Die Hinrichtung findet schließlich im Rahmen eines Volksfestes beim Konstanzer Kirchenkonzil 1414 statt. Die Menge in den Kostümen jetzt aller vorherigen Akte, mit Go-go-Tänzerinnen in Stars-and-Stripes-Bikinis, erfreut sich wieder an dem Schauspiel einer Prozession. Ein riesiger Globus als Zeichen der katholischen Weltherrschaft, Menschenfresser und Henker in Micky-Maus-Kostümen ziehen vorbei. Und in dem Moment, in dem Rachel zur Belustigung des Volks in kochendes Wasser geworfen wird und nicht mehr zu retten ist, verrät Éléazar dem Kirchenfürst in Befriedigung seines alten Rachegelüstes, dass sie seine Tochter war. Mit dem zusammenbrechenden Brogli fällt der Vorhang.

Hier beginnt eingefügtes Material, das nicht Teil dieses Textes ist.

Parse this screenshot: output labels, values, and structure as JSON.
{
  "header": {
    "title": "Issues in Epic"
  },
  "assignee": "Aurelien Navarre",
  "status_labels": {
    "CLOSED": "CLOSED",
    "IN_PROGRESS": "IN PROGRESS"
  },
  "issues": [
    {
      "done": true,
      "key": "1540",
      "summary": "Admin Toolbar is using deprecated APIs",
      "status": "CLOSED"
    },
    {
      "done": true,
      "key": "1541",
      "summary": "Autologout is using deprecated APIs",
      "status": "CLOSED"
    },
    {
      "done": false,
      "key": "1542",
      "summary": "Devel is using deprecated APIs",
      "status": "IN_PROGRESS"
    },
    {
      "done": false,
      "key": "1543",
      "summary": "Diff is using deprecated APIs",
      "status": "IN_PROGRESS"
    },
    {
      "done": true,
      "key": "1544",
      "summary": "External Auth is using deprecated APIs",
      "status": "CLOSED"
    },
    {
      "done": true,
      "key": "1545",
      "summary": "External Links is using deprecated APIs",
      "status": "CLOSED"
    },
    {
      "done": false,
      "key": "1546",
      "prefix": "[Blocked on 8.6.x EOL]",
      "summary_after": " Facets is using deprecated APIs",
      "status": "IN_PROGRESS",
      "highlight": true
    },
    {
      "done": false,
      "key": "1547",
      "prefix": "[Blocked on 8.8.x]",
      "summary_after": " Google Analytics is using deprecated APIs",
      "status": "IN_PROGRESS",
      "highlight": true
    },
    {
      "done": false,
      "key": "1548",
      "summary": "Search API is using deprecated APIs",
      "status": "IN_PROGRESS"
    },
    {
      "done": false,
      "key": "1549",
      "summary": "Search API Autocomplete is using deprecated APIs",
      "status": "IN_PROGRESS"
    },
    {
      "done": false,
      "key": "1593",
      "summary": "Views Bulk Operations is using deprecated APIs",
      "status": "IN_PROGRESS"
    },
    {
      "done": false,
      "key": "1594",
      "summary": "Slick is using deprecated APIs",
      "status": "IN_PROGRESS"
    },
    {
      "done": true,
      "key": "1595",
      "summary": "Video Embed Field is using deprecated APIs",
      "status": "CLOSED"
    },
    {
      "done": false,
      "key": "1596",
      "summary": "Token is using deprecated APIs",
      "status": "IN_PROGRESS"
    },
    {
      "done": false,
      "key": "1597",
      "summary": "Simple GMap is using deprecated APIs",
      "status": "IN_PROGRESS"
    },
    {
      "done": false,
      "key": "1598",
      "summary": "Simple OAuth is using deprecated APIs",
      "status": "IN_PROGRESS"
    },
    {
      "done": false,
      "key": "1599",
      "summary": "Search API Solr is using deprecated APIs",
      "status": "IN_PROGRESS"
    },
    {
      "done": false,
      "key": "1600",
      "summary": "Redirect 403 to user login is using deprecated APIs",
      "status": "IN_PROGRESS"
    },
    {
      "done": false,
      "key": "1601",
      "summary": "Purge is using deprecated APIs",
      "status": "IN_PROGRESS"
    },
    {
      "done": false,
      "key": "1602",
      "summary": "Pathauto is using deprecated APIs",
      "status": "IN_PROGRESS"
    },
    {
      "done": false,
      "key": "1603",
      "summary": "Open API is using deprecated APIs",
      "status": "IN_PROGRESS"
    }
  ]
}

Lydia Steyer schafft mit klaren, teilweise witzigen und bunten, auch erschreckenden ganz der Grande Opéra gemäßen Bildern trotz der schwierigen Zeitsprünge eine schlüssige Erzählung, der man gebannt bis zum tragischen Ende folgt. Für ihre große Neigung, Kinder einzusetzen, finden sich nicht unbedingt zwingende Anlässe. Im Großen gelingen ihr jedoch ergreifend menschliche Figuren und die Entwicklung von Rollenträgern zu Menschen in all ihrem Zwiespalt, wie sie eine Zeit fortlebender Intoleranz, Fremdenfeindlichkeit und gewaltbereitem Fanatismus hervorbringt. Die Regie ergreift keine Partei und erlaubt so dem Publikum nicht, sich beruhigt auf der richtigen Seite zu fühlen. Das reißt aktuell die in jedem vorhandenen Vorurteile, Ressentiments und Zerrissenheiten auf, so dass man La Juive aufgewühlt betroffen verlässt.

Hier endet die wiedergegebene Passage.